GTX 980 Ti vs. GTX 1070
As we’ve found time and time again in the past, the GTX 980 Ti and GTX 1070 deliver basically the same performance. At the stock Nvidia spec the 1070 is generally a little faster and with both overclocked to the max they are also very close, though the 980 Ti generally does a little better overall thanks to its huge degree of overclocking headroom.
GTX 980 Ti vs. Vega 56
For the most part we found the stock Vega 56 beating the 980 Ti. On average the old GeForce GPU was 7% slower on average with only 5 games where the 980 Ti won by a 5% margin or better. But given what you typically pay for one of these things on the used market, they are often a better choice for budget conscious shoppers.

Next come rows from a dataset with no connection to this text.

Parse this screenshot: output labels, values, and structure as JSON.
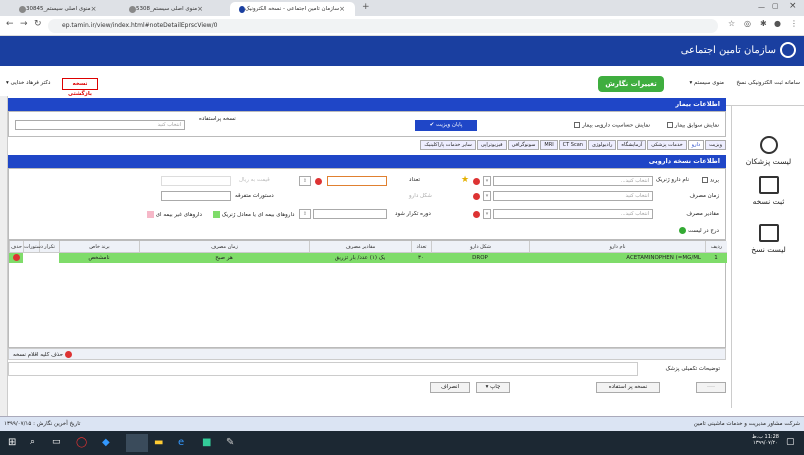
{
  "browser": {
    "tabs": [
      {
        "title": "سازمان تامین اجتماعی - نسخه الکترونیک",
        "active": true
      },
      {
        "title": "منوی اصلی سیستم_5308",
        "active": false
      },
      {
        "title": "منوی اصلی سیستم_30845",
        "active": false
      }
    ],
    "url": "ep.tamin.ir/view/index.html#noteDetailEprscView/0"
  },
  "header": {
    "logo_text": "سازمان تامین اجتماعی"
  },
  "subheader": {
    "breadcrumb": "سامانه ثبت الکترونیکی نسخ",
    "menu": "منوی سیستم ▾",
    "title_pill": "تغییرات نگارش",
    "doctor": "دکتر فرهاد خدایی ▾",
    "new_version": "نسخه بازگشتی"
  },
  "patient": {
    "title": "اطلاعات بیمار",
    "history_label": "نمایش سوابق بیمار",
    "allergy_label": "نمایش حساسیت دارویی بیمار",
    "end_visit": "پایان ویزیت",
    "usage_label": "نسخه پراستفاده",
    "select_placeholder": "انتخاب کنید"
  },
  "tabs": [
    "ویزیت",
    "دارو",
    "خدمات پزشکی",
    "آزمایشگاه",
    "رادیولوژی",
    "CT Scan",
    "MRI",
    "سونوگرافی",
    "فیزیوتراپی",
    "سایر خدمات پاراکلینیک"
  ],
  "prescription": {
    "title": "اطلاعات نسخه دارویی",
    "brand": "برند",
    "drug_name": "نام دارو ژنریک",
    "drug_placeholder": "انتخاب کنید...",
    "usage_time": "زمان مصرف",
    "usage_time_placeholder": "انتخاب کنید",
    "amount": "مقادیر مصرف",
    "amount_placeholder": "انتخاب کنید...",
    "count": "تعداد",
    "drug_form": "شکل دارو",
    "repeat": "دوره تکرار شود",
    "price_label": "قیمت به ریال",
    "instructions": "دستورات متفرقه",
    "legend_green": "داروهای بیمه ای یا معادل ژنریک",
    "legend_pink": "داروهای غیر بیمه ای",
    "add_to_list": "درج در لیست",
    "delete_all": "حذف کلیه اقلام نسخه",
    "doctor_notes": "توضیحات تکمیلی پزشک"
  },
  "table": {
    "headers": [
      "ردیف",
      "نام دارو",
      "شکل دارو",
      "تعداد",
      "مقادیر مصرف",
      "زمان مصرف",
      "برند خاص",
      "تکرار",
      "دستورات",
      "حذف"
    ],
    "rows": [
      {
        "row": "1",
        "name": "ACETAMINOPHEN (=MG/ML",
        "form": "DROP",
        "count": "۳۰",
        "amount": "یک (۱) عدد/ بار تزریق",
        "time": "هر صبح",
        "brand": "نامشخص"
      }
    ]
  },
  "actions": {
    "cancel": "انصراف",
    "print": "چاپ ▾",
    "frequent": "نسخه پر استفاده",
    "blank": "----"
  },
  "sidebar": {
    "items": [
      "لیست پزشکان",
      "ثبت نسخه",
      "لیست نسخ"
    ]
  },
  "footer": {
    "company": "شرکت مشاور مدیریت و خدمات ماشینی تامین",
    "last_edit": "تاریخ آخرین نگارش : ۱۳۹۹/۰۷/۱۵"
  },
  "taskbar": {
    "time": "11:28 ب.ظ",
    "date": "۱۳۹۹/۰۷/۲۰"
  },
  "colors": {
    "brand_blue": "#1a3fa0",
    "bar_blue": "#1f46c7",
    "row_green": "#7fdc6a",
    "pill_green": "#3fae3f"
  }
}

GTX 980 Ti vs. GTX 1660 Ti
Overall the venerable 980 Ti was a whisker faster, edging the budget Turing GPU by a mere 2% margin. Of course, while we used a stock MSI GTX 1660 Ti Gaming X, the 980 Ti was overclocked. That said, you can only squeeze about 5-10% more out of the 1660 Ti anyway. It’s still great to see we’re finally getting GTX 980 Ti levels of performance for under $300.
GTX 980 Ti vs. RTX 2060
Even with the overclock boost the 980 Ti can't hang with a stock RTX 2060. On average the Maxwell part was 12% slower, but we also saw instances where it was 20 to 25% slower, for example in Assassin's Creed Odyssey, Rainbow Six Siege, Wolfenstein II and Apex Legends.
The once mighty GeForce GTX 980 Ti is now a match for a sub-$300 GPU, only took about 4 years. If you dropped $650 on a 980 Ti all those years ago and you still have it today, gaming at 1440p, then it’s fair to say you got your money's worth.
Evidently for such a person the GTX 1660 Ti and RTX 2060 won’t warrant an upgrade, as that would be more of a side-grade. That said, if you’re a $650 GPU kind of shopper then it was unlikely these mid-range offerings were ever going to entice you. For that you’re probably after an RTX 2080 -- in titles such as Metro Exodus you’d been looking at just over a 60% performance boost, which is way more significant.
Now, if you’re tossing up between buying a new GTX 1660 Ti or a used GTX 980 Ti... while you could potentially save around $50 by buying the 980 Ti (used price hovers around $235), there’s always the possibility that you might have to pay more for a good model. Alternatively, if you’re willing to bide your time, you could manage to get one for even less. There’s a bit of an art to buying second hand, but no matter how good you are there are still some unavoidable pitfalls.
Obviously the 980 Ti is an old product now, so there will be no warranty involved. The risk for $50 savings doesn’t seem worth it. There’s also the issue of driver support. Without question the GTX 1660 Ti is going to age better moving forward with game specific optimizations.
All in all, the GTX 980 Ti has aged well and today it’s still capable of delivering an enjoyable 1440p gaming experience. Ask any enthusiast and that's saying a lot.